The port is set to give China’s south-west a direct trading corridor to the Indian Ocean via Myanmar, allowing companies to avoid the Malacca Straits if needed. As such, it is part of Beijing’s $1tn push to shore up transport and energy supply routes across Eurasia under its so-called Belt and Road Initiative. The port at Kyaukpyu will be one of the biggest infrastructure projects in Myanmar’s history.

The project “should be welcomed as a useful addition to the country’s stock of infrastructure,” said Sean Turnell, an Australian academic who advises Myanmar’s government on economic policy, However, he added: “It would seem at first glance also to be a project that comes at excessive financial cost and, with this, poses grave risks for Myanmar it may require the country to take on to participate.”

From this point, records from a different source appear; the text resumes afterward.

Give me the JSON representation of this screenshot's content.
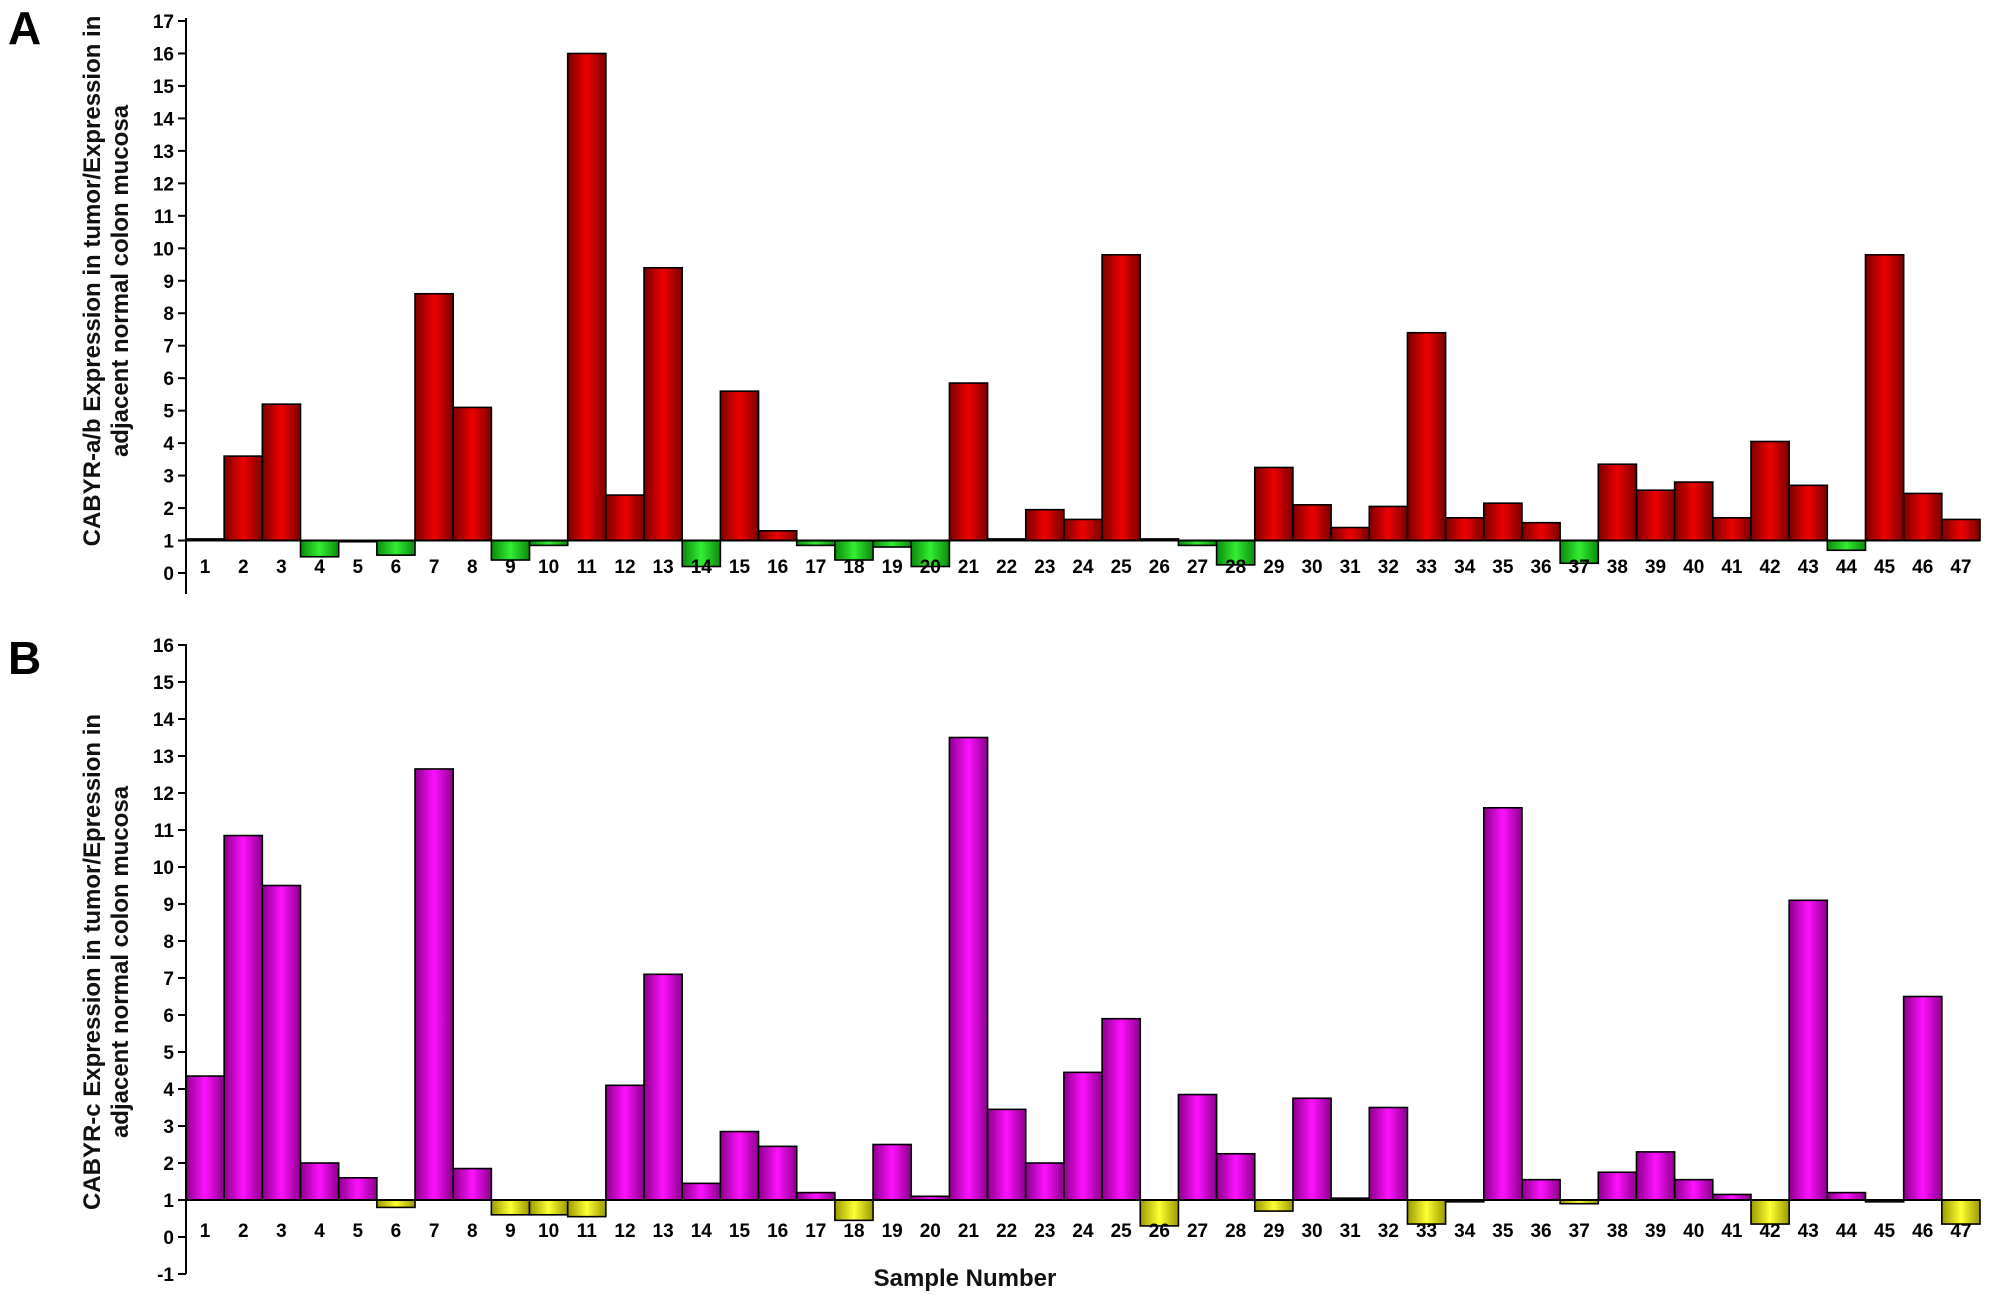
{
  "chart_data": [
    {
      "panel_label": "A",
      "type": "bar",
      "ylabel_lines": [
        "CABYR-a/b Expression in tumor/Expression in",
        "adjacent normal colon mucosa"
      ],
      "xlabel": "",
      "ylim": [
        0,
        17
      ],
      "baseline": 1,
      "y_ticks": [
        0,
        1,
        2,
        3,
        4,
        5,
        6,
        7,
        8,
        9,
        10,
        11,
        12,
        13,
        14,
        15,
        16,
        17
      ],
      "categories": [
        "1",
        "2",
        "3",
        "4",
        "5",
        "6",
        "7",
        "8",
        "9",
        "10",
        "11",
        "12",
        "13",
        "14",
        "15",
        "16",
        "17",
        "18",
        "19",
        "20",
        "21",
        "22",
        "23",
        "24",
        "25",
        "26",
        "27",
        "28",
        "29",
        "30",
        "31",
        "32",
        "33",
        "34",
        "35",
        "36",
        "37",
        "38",
        "39",
        "40",
        "41",
        "42",
        "43",
        "44",
        "45",
        "46",
        "47"
      ],
      "values": [
        1.05,
        3.6,
        5.2,
        0.5,
        1.0,
        0.55,
        8.6,
        5.1,
        0.4,
        0.85,
        16.0,
        2.4,
        9.4,
        0.2,
        5.6,
        1.3,
        0.85,
        0.4,
        0.8,
        0.2,
        5.85,
        1.05,
        1.95,
        1.65,
        9.8,
        1.05,
        0.85,
        0.25,
        3.25,
        2.1,
        1.4,
        2.05,
        7.4,
        1.7,
        2.15,
        1.55,
        0.3,
        3.35,
        2.55,
        2.8,
        1.7,
        4.05,
        2.7,
        0.7,
        9.8,
        2.45,
        1.65
      ],
      "colors": {
        "up": "#dd0000",
        "down": "#22dd22"
      },
      "grid": false
    },
    {
      "panel_label": "B",
      "type": "bar",
      "ylabel_lines": [
        "CABYR-c Expression in tumor/Epression in",
        "adjacent normal colon mucosa"
      ],
      "xlabel": "Sample Number",
      "ylim": [
        -1,
        16
      ],
      "baseline": 1,
      "y_ticks": [
        -1,
        0,
        1,
        2,
        3,
        4,
        5,
        6,
        7,
        8,
        9,
        10,
        11,
        12,
        13,
        14,
        15,
        16
      ],
      "categories": [
        "1",
        "2",
        "3",
        "4",
        "5",
        "6",
        "7",
        "8",
        "9",
        "10",
        "11",
        "12",
        "13",
        "14",
        "15",
        "16",
        "17",
        "18",
        "19",
        "20",
        "21",
        "22",
        "23",
        "24",
        "25",
        "26",
        "27",
        "28",
        "29",
        "30",
        "31",
        "32",
        "33",
        "34",
        "35",
        "36",
        "37",
        "38",
        "39",
        "40",
        "41",
        "42",
        "43",
        "44",
        "45",
        "46",
        "47"
      ],
      "values": [
        4.35,
        10.85,
        9.5,
        2.0,
        1.6,
        0.8,
        12.65,
        1.85,
        0.6,
        0.6,
        0.55,
        4.1,
        7.1,
        1.45,
        2.85,
        2.45,
        1.2,
        0.45,
        2.5,
        1.1,
        13.5,
        3.45,
        2.0,
        4.45,
        5.9,
        0.3,
        3.85,
        2.25,
        0.7,
        3.75,
        1.05,
        3.5,
        0.35,
        0.95,
        11.6,
        1.55,
        0.9,
        1.75,
        2.3,
        1.55,
        1.15,
        0.35,
        9.1,
        1.2,
        0.95,
        6.5,
        0.35
      ],
      "colors": {
        "up": "#ee00ee",
        "down": "#eeee22"
      },
      "grid": false
    }
  ]
}
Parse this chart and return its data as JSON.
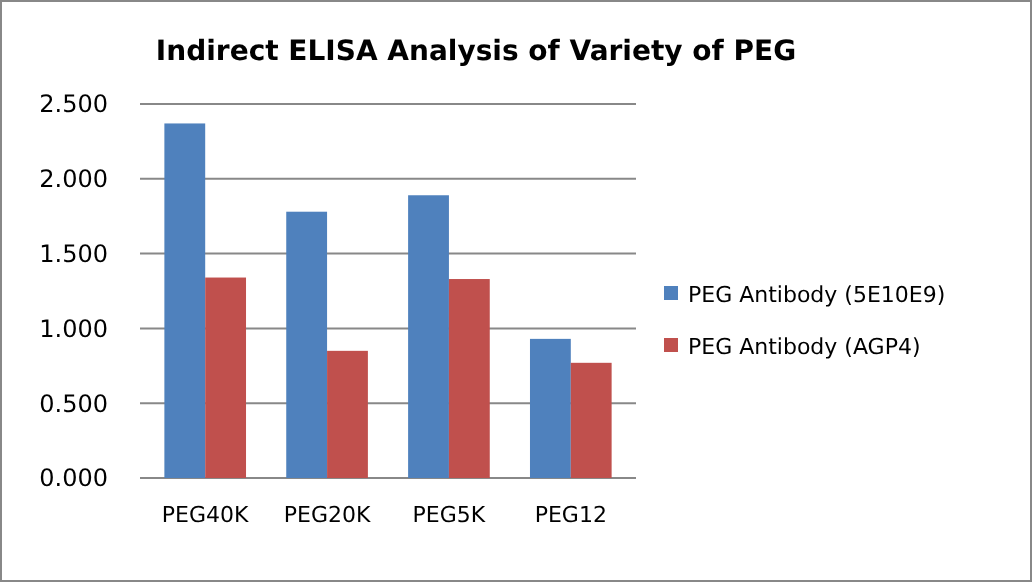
{
  "chart_data": {
    "type": "bar",
    "title": "Indirect ELISA Analysis of Variety of PEG",
    "categories": [
      "PEG40K",
      "PEG20K",
      "PEG5K",
      "PEG12"
    ],
    "series": [
      {
        "name": "PEG Antibody (5E10E9)",
        "color": "#4f81bd",
        "values": [
          2.37,
          1.78,
          1.89,
          0.93
        ]
      },
      {
        "name": "PEG Antibody (AGP4)",
        "color": "#c0504d",
        "values": [
          1.34,
          0.85,
          1.33,
          0.77
        ]
      }
    ],
    "ylim": [
      0,
      2.5
    ],
    "yticks": [
      {
        "value": 0,
        "label": "0.000"
      },
      {
        "value": 0.5,
        "label": "0.500"
      },
      {
        "value": 1,
        "label": "1.000"
      },
      {
        "value": 1.5,
        "label": "1.500"
      },
      {
        "value": 2,
        "label": "2.000"
      },
      {
        "value": 2.5,
        "label": "2.500"
      }
    ],
    "grid": "y",
    "legend": "right"
  }
}
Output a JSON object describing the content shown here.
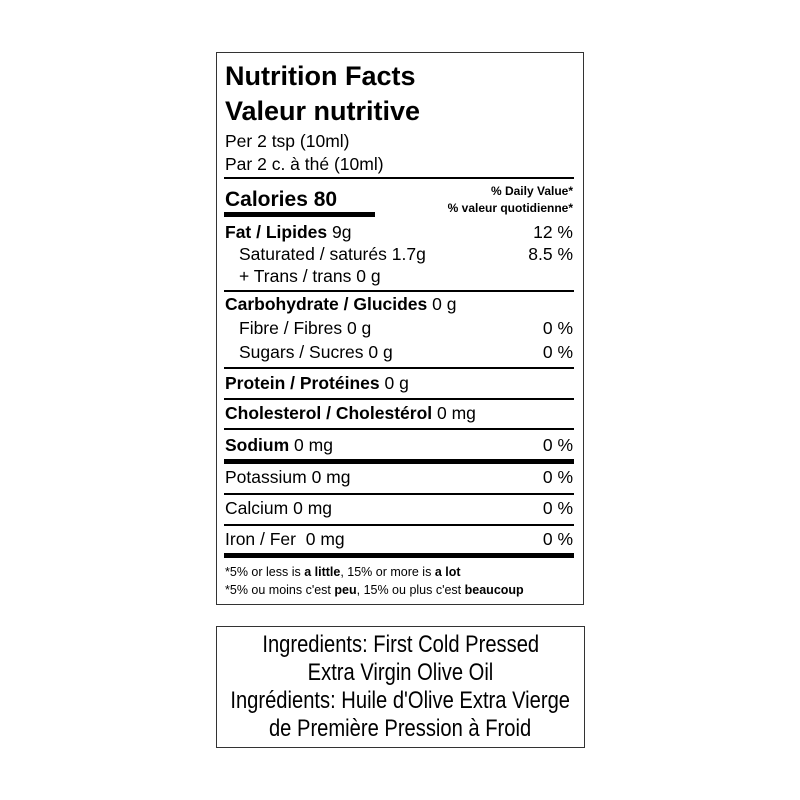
{
  "title_en": "Nutrition Facts",
  "title_fr": "Valeur nutritive",
  "serving_en": "Per 2 tsp (10ml)",
  "serving_fr": "Par 2  c. à thé (10ml)",
  "calories": {
    "label": "Calories",
    "value": "80"
  },
  "dv_en": "% Daily Value*",
  "dv_fr": "% valeur quotidienne*",
  "rows": [
    {
      "label": "Fat / Lipides",
      "amount": "9g",
      "dv": "12 %"
    },
    {
      "label": "Saturated / saturés",
      "amount": "1.7g",
      "dv": "8.5 %"
    },
    {
      "label": "+ Trans / trans",
      "amount": "0 g"
    },
    {
      "label": "Carbohydrate / Glucides",
      "amount": "0 g"
    },
    {
      "label": "Fibre / Fibres",
      "amount": "0 g",
      "dv": "0 %"
    },
    {
      "label": "Sugars / Sucres",
      "amount": "0 g",
      "dv": "0 %"
    },
    {
      "label": "Protein / Protéines",
      "amount": "0 g"
    },
    {
      "label": "Cholesterol / Cholestérol",
      "amount": "0 mg"
    },
    {
      "label": "Sodium",
      "amount": "0 mg",
      "dv": "0 %"
    },
    {
      "label": "Potassium",
      "amount": "0 mg",
      "dv": "0 %"
    },
    {
      "label": "Calcium",
      "amount": "0 mg",
      "dv": "0 %"
    },
    {
      "label": "Iron / Fer ",
      "amount": "0 mg",
      "dv": "0 %"
    }
  ],
  "footnote_en": {
    "a": "*5% or less is ",
    "b": "a little",
    "c": ", 15% or more is ",
    "d": "a lot"
  },
  "footnote_fr": {
    "a": "*5% ou moins c'est ",
    "b": "peu",
    "c": ", 15% ou plus c'est ",
    "d": "beaucoup"
  },
  "ingredients": [
    "Ingredients: First Cold Pressed",
    "Extra Virgin Olive Oil",
    "Ingrédients: Huile d'Olive Extra Vierge",
    "de Première Pression à Froid"
  ]
}
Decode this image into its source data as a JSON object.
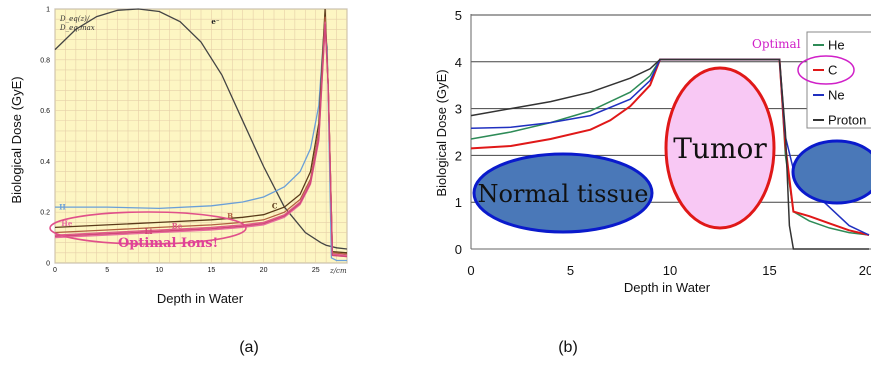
{
  "panel_labels": {
    "a": "(a)",
    "b": "(b)"
  },
  "chart_data": [
    {
      "type": "line",
      "panel": "a",
      "xlabel": "Depth in Water",
      "ylabel": "Biological Dose (GyE)",
      "x_unit_label": "z/cm",
      "y_title_line1": "D_eq(z)/",
      "y_title_line2": "D_eq,max",
      "xlim": [
        0,
        28
      ],
      "ylim": [
        0,
        1
      ],
      "x_ticks": [
        "0",
        "5",
        "10",
        "15",
        "20",
        "25"
      ],
      "x_tick_values": [
        0,
        5,
        10,
        15,
        20,
        25
      ],
      "y_ticks": [
        "0",
        "0.2",
        "0.4",
        "0.6",
        "0.8",
        "1"
      ],
      "y_tick_values": [
        0,
        0.2,
        0.4,
        0.6,
        0.8,
        1
      ],
      "background": "#fdf6c3",
      "grid": true,
      "annotation": "Optimal Ions!",
      "series": [
        {
          "name": "e⁻",
          "color": "#444444",
          "label_at": [
            15,
            0.94
          ],
          "x": [
            0,
            2,
            4,
            6,
            8,
            10,
            12,
            14,
            16,
            18,
            20,
            22,
            24,
            25.5,
            26,
            27,
            28
          ],
          "y": [
            0.84,
            0.92,
            0.97,
            0.995,
            1.0,
            0.99,
            0.95,
            0.87,
            0.74,
            0.56,
            0.38,
            0.22,
            0.12,
            0.08,
            0.07,
            0.06,
            0.055
          ]
        },
        {
          "name": "H",
          "color": "#6a9fd8",
          "label_at": [
            0.4,
            0.21
          ],
          "x": [
            0,
            5,
            10,
            15,
            18,
            20,
            22,
            23.5,
            24.5,
            25.3,
            25.8,
            26.1,
            26.5,
            27,
            28
          ],
          "y": [
            0.22,
            0.22,
            0.215,
            0.225,
            0.24,
            0.26,
            0.3,
            0.36,
            0.45,
            0.62,
            0.92,
            0.85,
            0.02,
            0.01,
            0.01
          ]
        },
        {
          "name": "C",
          "color": "#5a3a1a",
          "label_at": [
            20.8,
            0.215
          ],
          "x": [
            0,
            5,
            10,
            15,
            18,
            20,
            22,
            23.5,
            24.5,
            25.3,
            25.9,
            26.2,
            26.6,
            28
          ],
          "y": [
            0.14,
            0.15,
            0.16,
            0.17,
            0.18,
            0.19,
            0.22,
            0.27,
            0.36,
            0.55,
            1.0,
            0.7,
            0.045,
            0.04
          ]
        },
        {
          "name": "B",
          "color": "#b06040",
          "label_at": [
            16.5,
            0.175
          ],
          "x": [
            0,
            5,
            10,
            15,
            18,
            20,
            22,
            23.5,
            24.5,
            25.3,
            25.9,
            26.2,
            26.6,
            28
          ],
          "y": [
            0.12,
            0.13,
            0.14,
            0.15,
            0.16,
            0.17,
            0.2,
            0.25,
            0.33,
            0.52,
            0.97,
            0.7,
            0.04,
            0.035
          ]
        },
        {
          "name": "Be",
          "color": "#e05a8a",
          "label_at": [
            11.2,
            0.135
          ],
          "x": [
            0,
            5,
            10,
            15,
            18,
            20,
            22,
            23.5,
            24.5,
            25.3,
            25.9,
            26.2,
            26.6,
            28
          ],
          "y": [
            0.11,
            0.12,
            0.13,
            0.14,
            0.15,
            0.16,
            0.19,
            0.24,
            0.32,
            0.5,
            0.95,
            0.7,
            0.035,
            0.03
          ]
        },
        {
          "name": "He",
          "color": "#e86aa0",
          "label_at": [
            0.6,
            0.145
          ],
          "x": [
            0,
            5,
            10,
            15,
            18,
            20,
            22,
            23.5,
            24.5,
            25.3,
            25.9,
            26.2,
            26.6,
            28
          ],
          "y": [
            0.1,
            0.11,
            0.12,
            0.13,
            0.14,
            0.15,
            0.18,
            0.23,
            0.31,
            0.48,
            0.93,
            0.7,
            0.03,
            0.025
          ]
        },
        {
          "name": "Li",
          "color": "#d04878",
          "label_at": [
            8.6,
            0.115
          ],
          "x": [
            0,
            5,
            10,
            15,
            18,
            20,
            22,
            23.5,
            24.5,
            25.3,
            25.9,
            26.2,
            26.6,
            28
          ],
          "y": [
            0.105,
            0.115,
            0.125,
            0.135,
            0.145,
            0.155,
            0.185,
            0.235,
            0.315,
            0.49,
            0.94,
            0.7,
            0.03,
            0.025
          ]
        }
      ]
    },
    {
      "type": "line",
      "panel": "b",
      "xlabel": "Depth in Water",
      "ylabel": "Biological Dose (GyE)",
      "xlim": [
        0,
        20
      ],
      "ylim": [
        0,
        5
      ],
      "x_ticks": [
        "0",
        "5",
        "10",
        "15",
        "20"
      ],
      "x_tick_values": [
        0,
        5,
        10,
        15,
        20
      ],
      "y_ticks": [
        "0",
        "1",
        "2",
        "3",
        "4",
        "5"
      ],
      "y_tick_values": [
        0,
        1,
        2,
        3,
        4,
        5
      ],
      "grid": true,
      "annotations": {
        "optimal": "Optimal",
        "tumor": "Tumor",
        "normal_tissue": "Normal tissue"
      },
      "legend_position": "top-right",
      "series": [
        {
          "name": "He",
          "color": "#2e8b57",
          "x": [
            0,
            2,
            4,
            6,
            8,
            9,
            9.5,
            12,
            15.5,
            15.8,
            16.2,
            17,
            18,
            19,
            20
          ],
          "y": [
            2.35,
            2.5,
            2.7,
            2.95,
            3.35,
            3.7,
            4.05,
            4.05,
            4.05,
            2.0,
            0.8,
            0.6,
            0.45,
            0.35,
            0.3
          ]
        },
        {
          "name": "C",
          "color": "#e01818",
          "x": [
            0,
            2,
            4,
            6,
            7,
            8,
            9,
            9.5,
            12,
            15.5,
            15.8,
            16.2,
            17,
            18,
            19,
            20
          ],
          "y": [
            2.15,
            2.2,
            2.35,
            2.55,
            2.75,
            3.05,
            3.5,
            4.05,
            4.05,
            4.05,
            2.2,
            0.8,
            0.7,
            0.55,
            0.4,
            0.3
          ]
        },
        {
          "name": "Ne",
          "color": "#2030c0",
          "x": [
            0,
            2,
            4,
            6,
            8,
            9,
            9.5,
            12,
            15.5,
            15.8,
            16.2,
            17,
            18,
            19,
            20
          ],
          "y": [
            2.58,
            2.6,
            2.7,
            2.85,
            3.2,
            3.6,
            4.05,
            4.05,
            4.05,
            2.4,
            1.7,
            1.3,
            0.9,
            0.5,
            0.3
          ]
        },
        {
          "name": "Proton",
          "color": "#333333",
          "x": [
            0,
            2,
            4,
            6,
            8,
            9,
            9.5,
            12,
            15.5,
            15.8,
            16.0,
            16.2,
            20
          ],
          "y": [
            2.85,
            3.0,
            3.15,
            3.35,
            3.65,
            3.85,
            4.05,
            4.05,
            4.05,
            2.5,
            0.5,
            0.0,
            0.0
          ]
        }
      ]
    }
  ]
}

The current estimated costs of the port, which sits at the terminus of recently built oil and gas pipelines that run to southern China’s Yunnan province, are about $7.5bn, with another $2bn envisaged for an adjoining economic zone.

The project is due to be built by a consortium led by Citic Group, one of China’s largest and most powerful state-backed conglomerates. Citic won a tender in 2015, with the Chinese side taking 70 per cent and Myanmar’s government and local companies taking 30 per cent.

“A port of [that] scale that could be usefully employed by Myanmar, under any plausible scenario, should cost just a fraction of this,” said Mr Turnell, an economics adviser who is on secondment from Australia’s Macquarie University as a close adviser to Myanmar’s government. He noted that his comments were his “personal assessment” but also confirmed that officials were looking at ways to negotiate the project’s cost down.

A second foreign official in Myanmar briefed on the discussions inside the government was blunter, saying the project was giving policymakers “nightmares”, amid fears the port could come under Chinese control if Myanmar failed to service its debt.

“If the project doesn’t do well, there is the risk of defaulting and becoming a Chinese-owned port,” said the official, who asked not to be quoted by name because of the sensitivity of the project.

Similar problems have already arisen elsewhere in Asia. Sri Lanka last year handed control of its port at Hambantota to China on a 99-year lease after failing to pay the project’s debts.

Mr Turnell estimated that the amount of debt Myanmar would need to take on for its share of the project would be about $2bn, or about 3 per cent of GDP, representing what he called “a substantial addition to the country’s debt stock”.

Citic Construction did not respond to an emailed request for comment, and Myanmar’s government did not respond to requests for comment.

Myanmar’s review of the project comes at a delicate time for the country, as it faces condemnation from western countries over its recent military crackdown on Bengali Muslims, which some analysts believe could push the country into China’s orbit.

The country’s previous government angered China in 2011 by suspending the $1.5bn Myitsone dam project in northern Myanmar, which it shelved because of its environmental and social impact.